It only takes a couple of visits to convince Dr Elizabeth Bancroft that Adam Hunter is not just having bad dreams.
He's a child possessed. His father is desperate: adamant that his son's affliction is the result of a curse he incurred in the depths of the Amazon, where a badly misguided military operation ended in a terrifying and macabre encounter.
There he met two women - one more bad than good, who placed the curse - and the other more good than bad, with whom any hope of saving his son resides.

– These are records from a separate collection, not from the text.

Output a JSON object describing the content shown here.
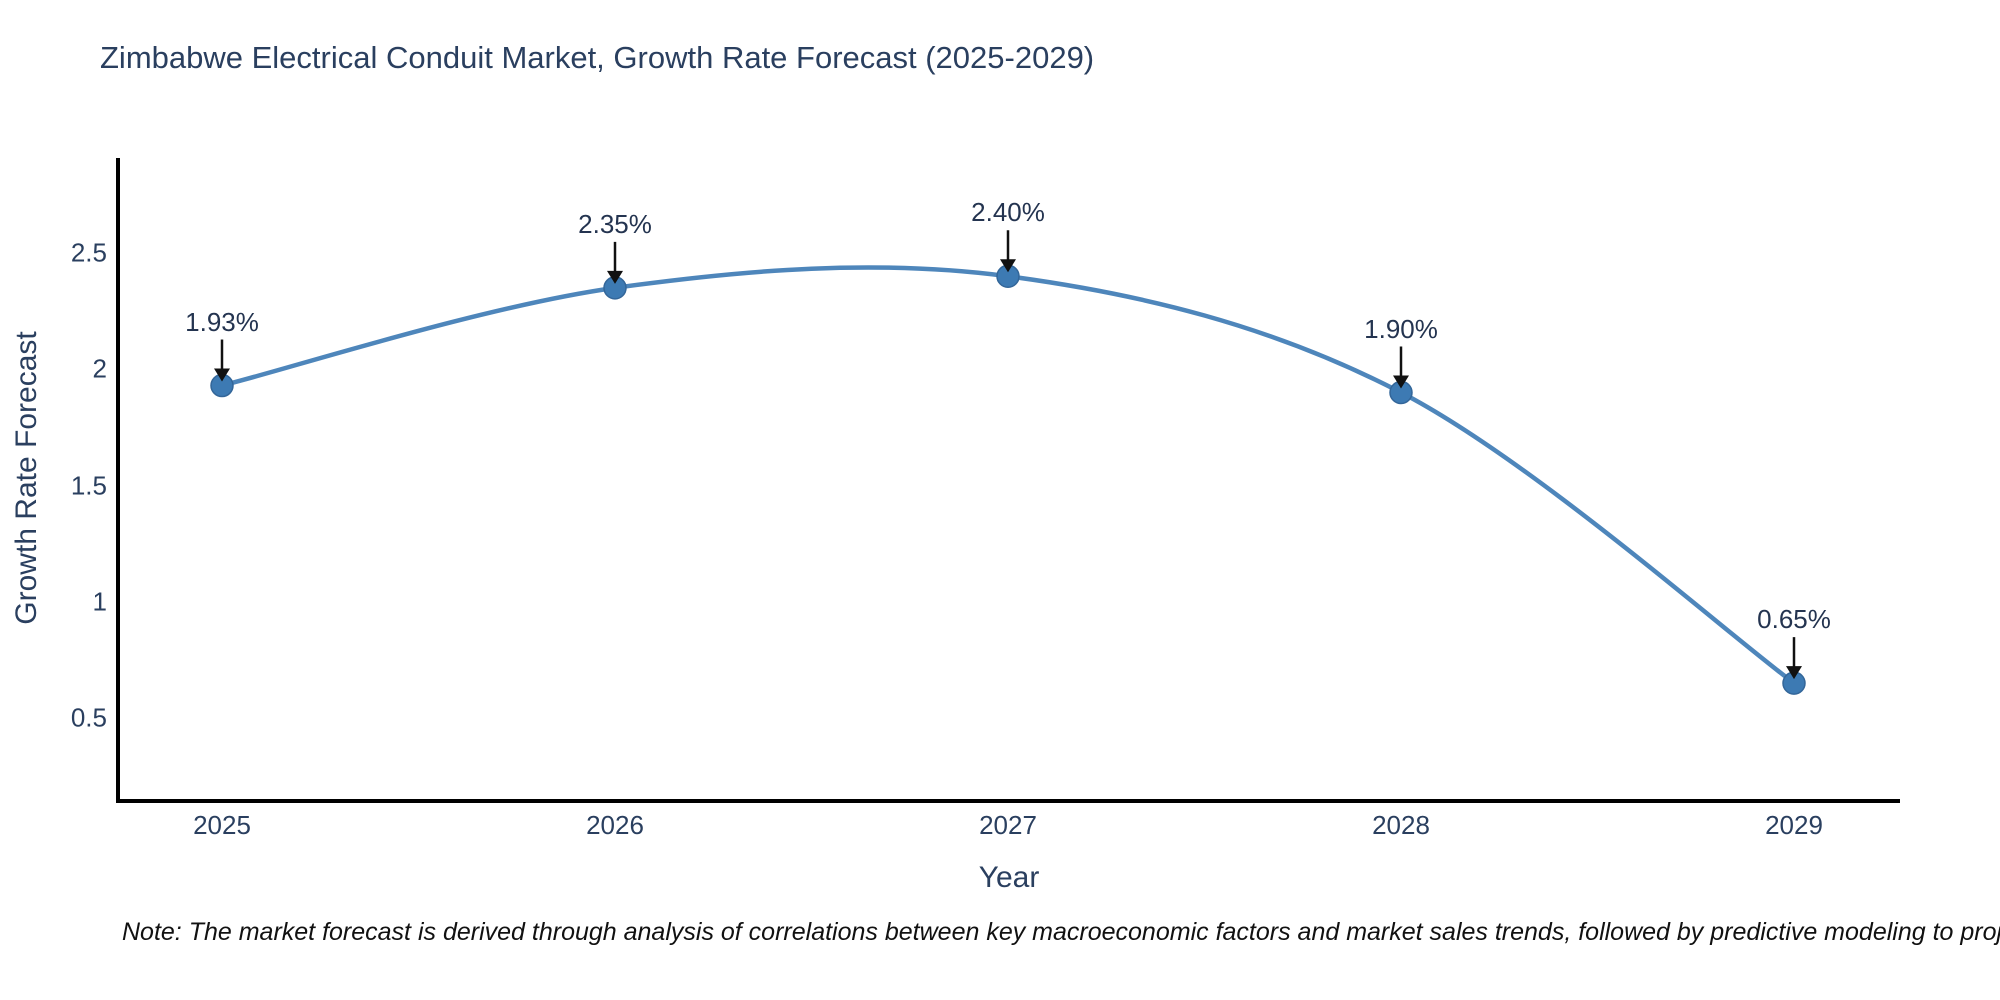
{
  "chart_data": {
    "type": "line",
    "title": "Zimbabwe Electrical Conduit Market, Growth Rate Forecast (2025-2029)",
    "xlabel": "Year",
    "ylabel": "Growth Rate Forecast",
    "categories": [
      "2025",
      "2026",
      "2027",
      "2028",
      "2029"
    ],
    "values": [
      1.93,
      2.35,
      2.4,
      1.9,
      0.65
    ],
    "point_labels": [
      "1.93%",
      "2.35%",
      "2.40%",
      "1.90%",
      "0.65%"
    ],
    "series_name": "Growth Rate Forecast",
    "y_ticks": [
      "0.5",
      "1",
      "1.5",
      "2",
      "2.5"
    ],
    "y_tick_values": [
      0.5,
      1,
      1.5,
      2,
      2.5
    ],
    "ylim": [
      0.14,
      2.93
    ],
    "line_shape": "spline",
    "grid": false,
    "legend_position": "none",
    "colors": {
      "line": "#4e86bb",
      "marker": "#3d7ab3",
      "marker_edge": "#336699",
      "axis_line": "#000000",
      "text": "#2a3f5f",
      "arrow": "#111111"
    },
    "note": "Note: The market forecast is derived through analysis of correlations between key macroeconomic factors and market sales trends, followed by predictive modeling to project future sales"
  }
}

Mark Hunter leaves the Scottish Highlands to beg help from the mysterious woman, leaving his son in the care of Elizabeth - who is about to discover there are equally dark secrets on their own doorstep. And in her blood...
- Format: Hardback
- Pages: 336 pages
- Publisher: Hodder & Stoughton General Division
- Publication Date: 12/11/2009
- Category: Modern & contemporary fiction (post c 1945)
- ISBN: 9780340980989
- Paperback from £6.49
Showing 1 - 3 of 3 reviews.
Review by adpaton
The horror story has constantly reinvented itself over the last couple of centuries, reaching its apogee in the early 20th Century when writers like M.R. James laid the blueprint for the classic English ghost story, and H.P. Lovecraft put the K into creepy. Writing very much in the great tradition, Cottam is a delight to read, the shivers rendered that much more eerie by the extreme elegance of his style. SAS Colonel Mark Hunter met two witches in Bolivia, one of whom cursed his progeny. Twelve years later he realizes his son is possessed and, leaving the boy in the care of the last in a long line of Scottish healers, Hunter goes in search of the women to have the curse lifted… As always, Cottam is wonderful and full of surprises
Review by djfifitrix
I enjoyed The Magdalena Curse thoroughly, it was a great tale of sinister witchcraft, curses, posession and a father's unconditional love for his son. I was a little disappointed by the end though, it seemed as if Cottam had just run out of steam and couldn't think of a suitable explanation. I also was disappointed that he didn't explain thoroughly who or what exactly Mrs. Mallory was, what the magic was that kept her alive and the reason for the wolf being a familiar in witch-lore. There is a small explanation (well, Elizabeth's take on Mrs. Mallory's condition) at the end which proves to be correct, but it just wasnt enough for me to have a sinister being explained away in just a couple of sentences and an ending in just a few paragraphs. All that aside though, the premise was fantastic and I can't wait to read more of Cottam's work.
Review by bibliobeck
Another masterly, menacing tale from Cottam. His tales are very different, but the running theme of people from another time (most noteably the 1930s) creeping into the present is once again a very successful technique for adding to the creepiness and subtle horror of the story. In fact Cottam is so good at this that he's beginning to give me a bit of a complex about that time period - the elegance of it somehow makes it all the more threatening. Despite a backdrop of magic and healing, characters exist in this book the like of which I've never come across before. I really am very taken with this author - he is a clever writer and sometimes unusually for the genre he is stylish and more than competant in the way he tells a story. My only complaint was that I found the ending a bit of a let down. Elliot is mentioned in The Magdelena Curse and I was reminded of the famous line... this is the way the (book) ends, not with a bang but a whimper. A shame really - I love subtle, quiet horror, but after such a tremendous build up I couldn't believe it was all over. As usual, the rest of the book more than made up for it; I always find Cottam very unsettling to read - which is exactly what I want from a master story teller of the macabre. I've already pre-ordered his next paperback! Highly recommended.